Regarding the energy crisis, McGlone remains skeptical of a long-term oil surge. While the temporary closure of the Strait of Hormuz pushed Brent crude above $85, he sees this as a "classic peak signal."
He pointed out that the December oil contract is already trading around $70 and is likely heading toward $58. With the U.S. and Canada producing a surplus of nearly 8 million barrels per day, he expects insurance companies to alleviate the shipping disruptions within days. Furthermore, he anticipates the U.S. administration will ensure lower energy prices ahead of the midterm elections.

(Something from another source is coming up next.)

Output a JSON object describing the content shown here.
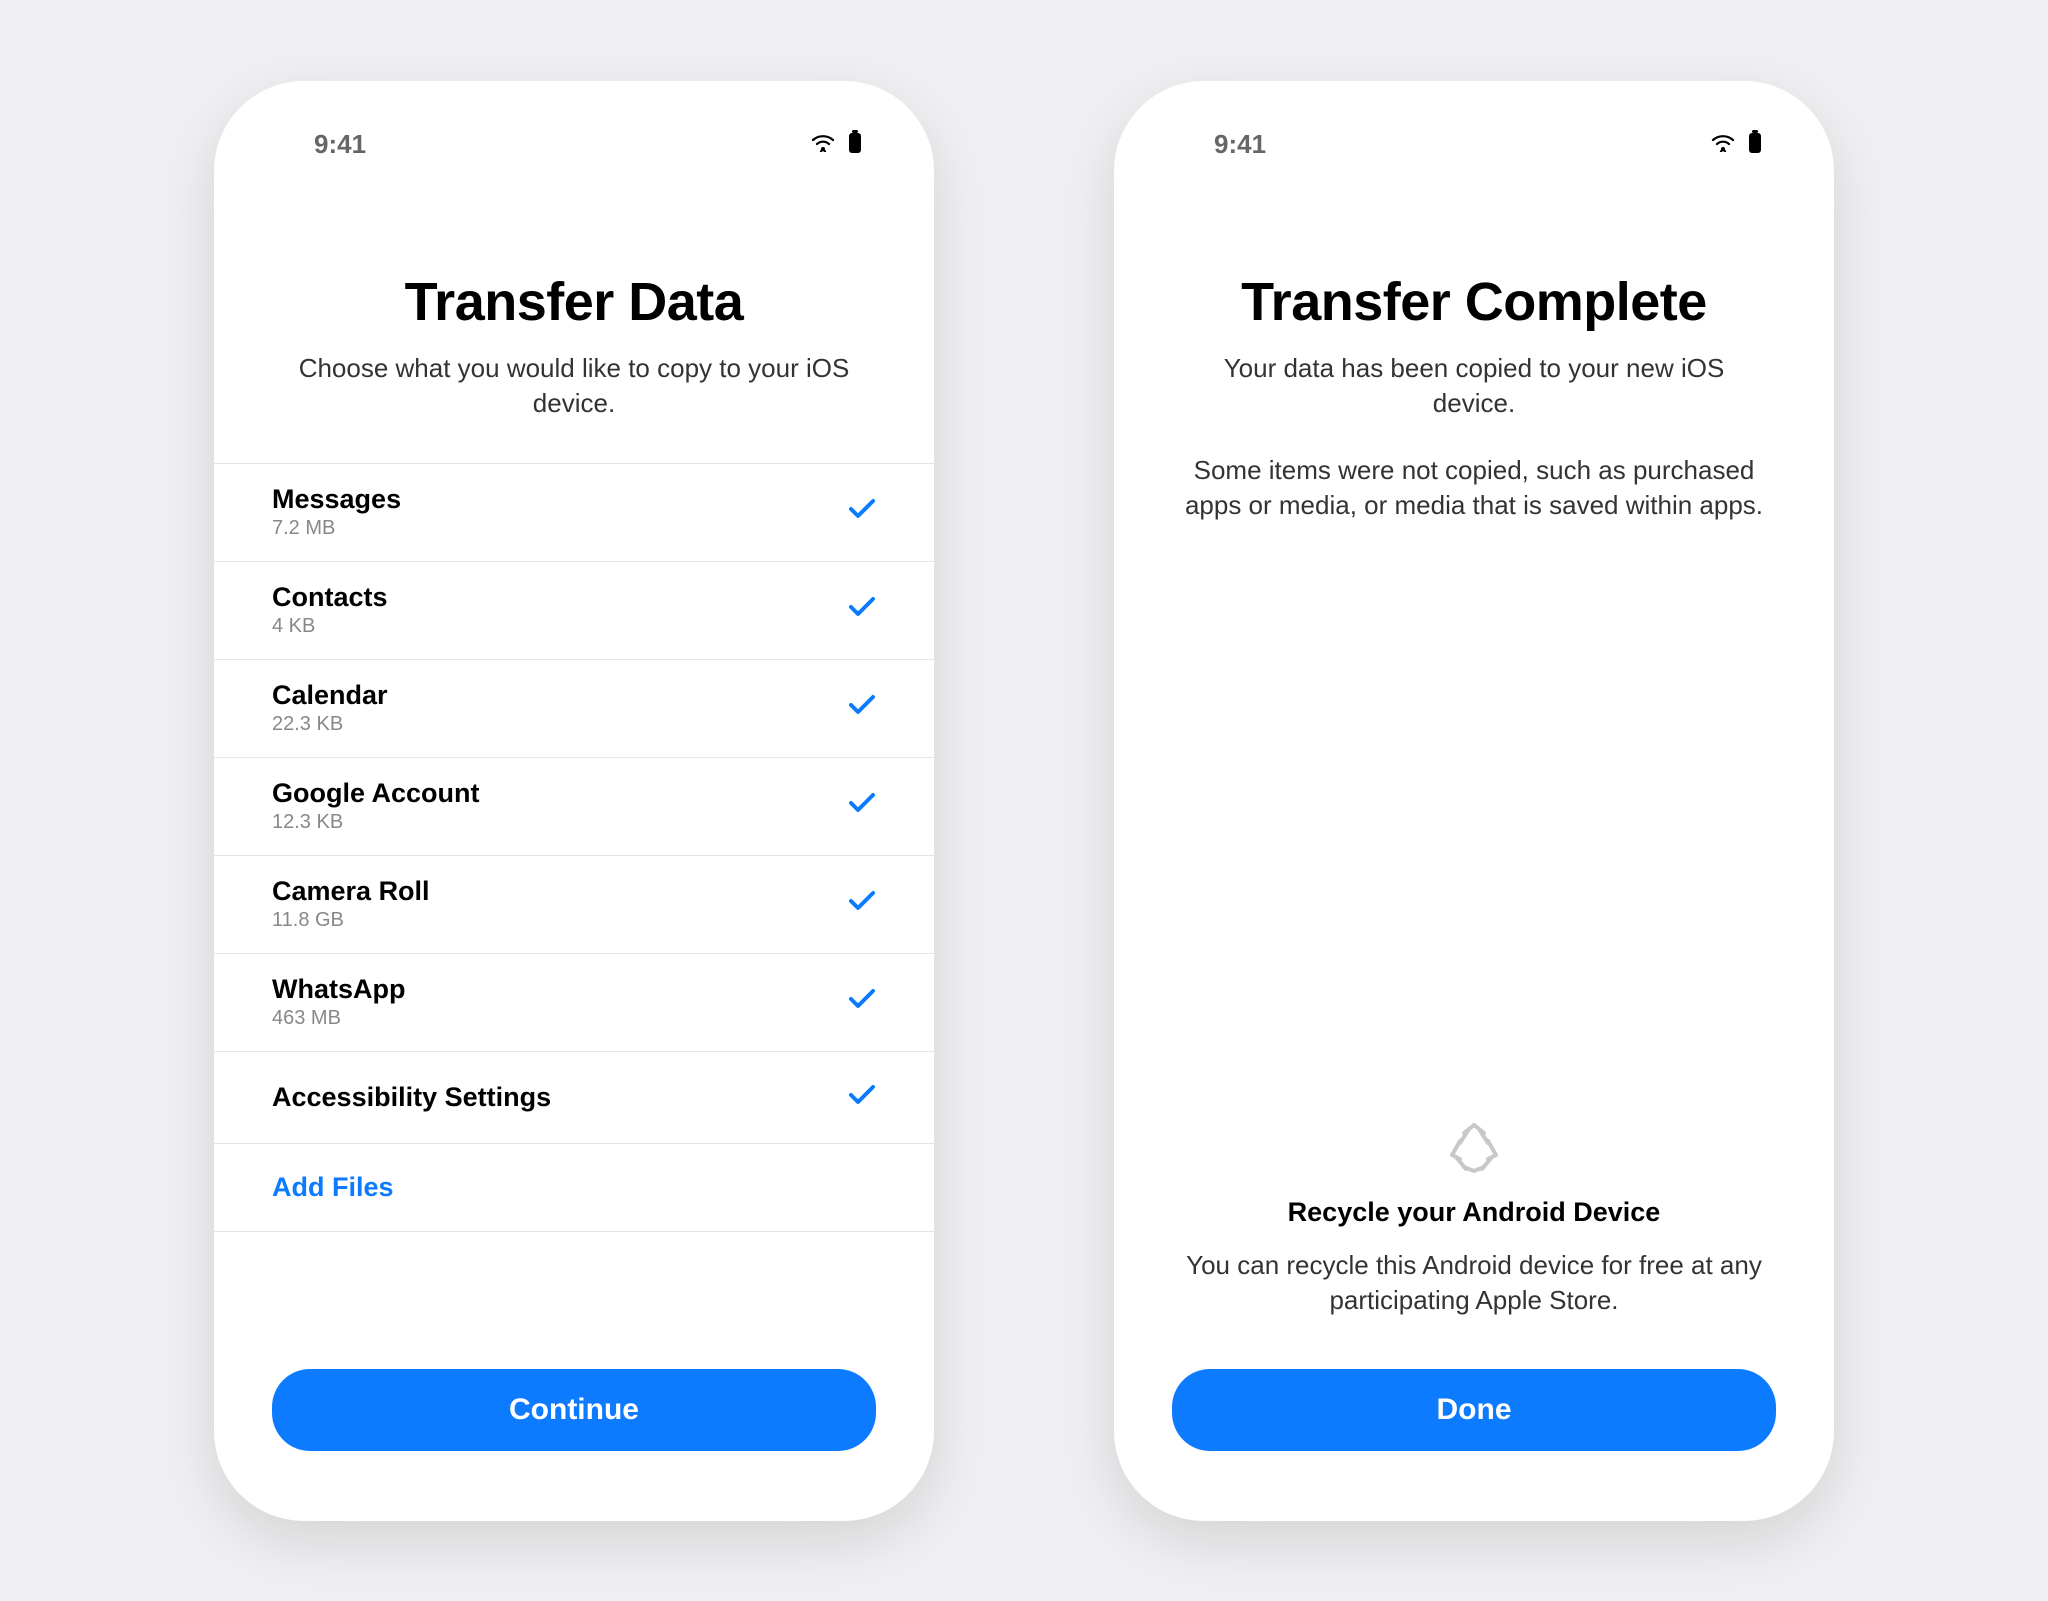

Related: Jim Cramer has one-word response to new Robinhood IPO
The money printing catalyst
Unlike McGlone, Arthur Hayes offers a much more optimistic outlook for Bitcoin holders, though it stems from a rocky economic path. He points to the rising yields on the 10-year Treasury note, which recently hit a three-week high of 4.143%. Usually, when investors are scared, these yields drop—but currently, they are rising alongside oil prices. Hayes suggests this disruption in "normal investor behavior" could force the government's hand.
The key to this theory is the MOVE Index, which measures volatility in the bond market. Hayes notes that historically, if the MOVE index crosses 130, the U.S. government likely rolls out a "monetary bailout." He contends that high yields and market stress will eventually lead to increased money printing.